Akademik Veri Yönetim Sistemi
FRACTALS, ss.1-12, 2025 (SCI-Expanded)
The study focuses on deriving optical soliton solutions for the Benney–Roskes (BR) and Zakharov–Rubenchik (ZR) system. To achieve this, complex wave transformations are applied to convert the system of partial differential equations (PDEs) into a more manageable form of ordinary differential equation (ODE). This transformation simplifies the analysis and facilitates the extraction of exact solutions. The new Kudryashov method (nKM) is employed to solve the resulting nonlinear ODE (NODE). This powerful analytical technique allows for the derivation of various types of soliton solutions, including bright solitons, kink solitons, and singular solitons. Each type of soliton represents different physical phenomena and wave behaviors, providing a comprehensive understanding of the system’s dynamics.
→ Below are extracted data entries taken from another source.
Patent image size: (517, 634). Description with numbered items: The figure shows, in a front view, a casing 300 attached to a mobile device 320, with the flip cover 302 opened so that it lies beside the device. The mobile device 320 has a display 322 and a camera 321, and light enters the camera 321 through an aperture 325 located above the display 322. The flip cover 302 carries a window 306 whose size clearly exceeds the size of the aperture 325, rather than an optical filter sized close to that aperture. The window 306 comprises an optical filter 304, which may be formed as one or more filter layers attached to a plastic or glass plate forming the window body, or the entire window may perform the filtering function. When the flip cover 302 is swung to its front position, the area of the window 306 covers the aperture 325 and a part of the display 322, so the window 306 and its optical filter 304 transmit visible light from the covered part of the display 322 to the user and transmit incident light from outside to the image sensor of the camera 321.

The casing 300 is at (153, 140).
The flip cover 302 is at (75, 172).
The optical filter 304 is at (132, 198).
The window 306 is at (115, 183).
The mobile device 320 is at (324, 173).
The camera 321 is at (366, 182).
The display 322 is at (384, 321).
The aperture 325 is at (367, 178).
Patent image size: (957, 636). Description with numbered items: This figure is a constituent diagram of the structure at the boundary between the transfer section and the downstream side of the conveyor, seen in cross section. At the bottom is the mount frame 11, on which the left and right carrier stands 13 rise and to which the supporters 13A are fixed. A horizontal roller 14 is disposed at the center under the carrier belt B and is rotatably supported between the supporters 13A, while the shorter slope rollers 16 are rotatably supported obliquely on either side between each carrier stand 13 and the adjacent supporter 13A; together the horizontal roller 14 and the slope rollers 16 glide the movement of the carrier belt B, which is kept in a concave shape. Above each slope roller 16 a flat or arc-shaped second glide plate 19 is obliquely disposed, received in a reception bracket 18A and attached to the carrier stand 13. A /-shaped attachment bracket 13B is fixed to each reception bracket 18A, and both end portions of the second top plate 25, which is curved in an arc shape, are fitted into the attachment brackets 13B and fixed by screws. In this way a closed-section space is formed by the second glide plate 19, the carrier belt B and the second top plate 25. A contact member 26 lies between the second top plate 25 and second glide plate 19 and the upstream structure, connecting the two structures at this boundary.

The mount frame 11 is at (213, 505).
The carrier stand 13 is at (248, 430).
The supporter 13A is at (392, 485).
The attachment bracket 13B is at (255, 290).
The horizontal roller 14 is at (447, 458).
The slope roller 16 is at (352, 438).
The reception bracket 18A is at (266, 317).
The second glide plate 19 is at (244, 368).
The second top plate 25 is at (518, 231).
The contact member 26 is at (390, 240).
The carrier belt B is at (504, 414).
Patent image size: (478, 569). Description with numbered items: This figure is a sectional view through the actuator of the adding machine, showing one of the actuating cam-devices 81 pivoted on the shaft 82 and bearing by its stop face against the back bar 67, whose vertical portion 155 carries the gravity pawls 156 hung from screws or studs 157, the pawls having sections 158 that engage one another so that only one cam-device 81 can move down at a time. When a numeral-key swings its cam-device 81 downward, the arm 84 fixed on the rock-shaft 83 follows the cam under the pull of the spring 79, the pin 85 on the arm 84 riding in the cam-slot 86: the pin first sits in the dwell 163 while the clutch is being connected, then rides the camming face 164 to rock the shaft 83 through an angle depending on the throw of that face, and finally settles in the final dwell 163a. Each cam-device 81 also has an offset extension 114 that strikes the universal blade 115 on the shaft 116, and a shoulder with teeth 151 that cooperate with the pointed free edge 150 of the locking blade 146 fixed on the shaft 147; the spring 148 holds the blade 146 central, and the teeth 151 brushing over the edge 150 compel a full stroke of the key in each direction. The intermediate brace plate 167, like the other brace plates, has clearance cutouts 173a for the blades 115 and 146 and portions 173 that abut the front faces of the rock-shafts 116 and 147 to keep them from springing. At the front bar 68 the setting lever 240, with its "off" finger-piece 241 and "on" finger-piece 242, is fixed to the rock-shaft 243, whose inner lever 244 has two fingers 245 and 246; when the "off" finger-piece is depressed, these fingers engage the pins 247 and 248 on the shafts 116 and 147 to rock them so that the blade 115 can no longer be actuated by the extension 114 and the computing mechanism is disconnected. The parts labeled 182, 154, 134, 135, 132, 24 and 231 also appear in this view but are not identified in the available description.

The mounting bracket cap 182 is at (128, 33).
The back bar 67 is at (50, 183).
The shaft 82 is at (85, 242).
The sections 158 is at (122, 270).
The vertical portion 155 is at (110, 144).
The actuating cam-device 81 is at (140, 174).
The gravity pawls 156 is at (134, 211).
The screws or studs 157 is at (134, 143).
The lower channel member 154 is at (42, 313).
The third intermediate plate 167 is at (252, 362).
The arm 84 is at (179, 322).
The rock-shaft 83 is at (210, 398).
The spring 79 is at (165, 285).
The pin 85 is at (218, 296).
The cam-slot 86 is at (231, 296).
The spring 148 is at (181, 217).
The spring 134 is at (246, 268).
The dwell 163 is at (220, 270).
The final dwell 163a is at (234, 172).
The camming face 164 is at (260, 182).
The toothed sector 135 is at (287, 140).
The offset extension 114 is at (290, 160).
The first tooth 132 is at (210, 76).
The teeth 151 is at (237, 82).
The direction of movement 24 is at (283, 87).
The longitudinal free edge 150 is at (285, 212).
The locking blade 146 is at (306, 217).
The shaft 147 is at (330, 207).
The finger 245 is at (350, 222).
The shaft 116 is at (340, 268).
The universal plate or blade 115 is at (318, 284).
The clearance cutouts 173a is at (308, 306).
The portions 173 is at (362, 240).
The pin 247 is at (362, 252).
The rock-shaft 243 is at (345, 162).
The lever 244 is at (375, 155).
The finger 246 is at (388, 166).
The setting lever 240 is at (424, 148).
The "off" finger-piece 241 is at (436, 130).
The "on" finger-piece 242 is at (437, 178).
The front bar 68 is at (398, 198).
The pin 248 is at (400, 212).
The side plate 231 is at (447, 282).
The study includes the visualization of the obtained soliton solutions through graphical representations. These visualizations help in understanding the spatial and temporal evolution of the solitons and their interaction with the medium. Furthermore, the study analyzes how changes in the system’s parameters individually affect the shape, amplitude, and width of the solitons. This parametric analysis is crucial for predicting and controlling soliton behavior in practical applications. These are the main distinctive parts and novelties of this study. By deriving and analyzing soliton solutions, the study provides deeper insights into the nonlinear interactions within the BR and ZR system. Understanding these interactions is essential for applications in optical communications, where solitons can be used to transmit information over long distances without significant loss or distortion.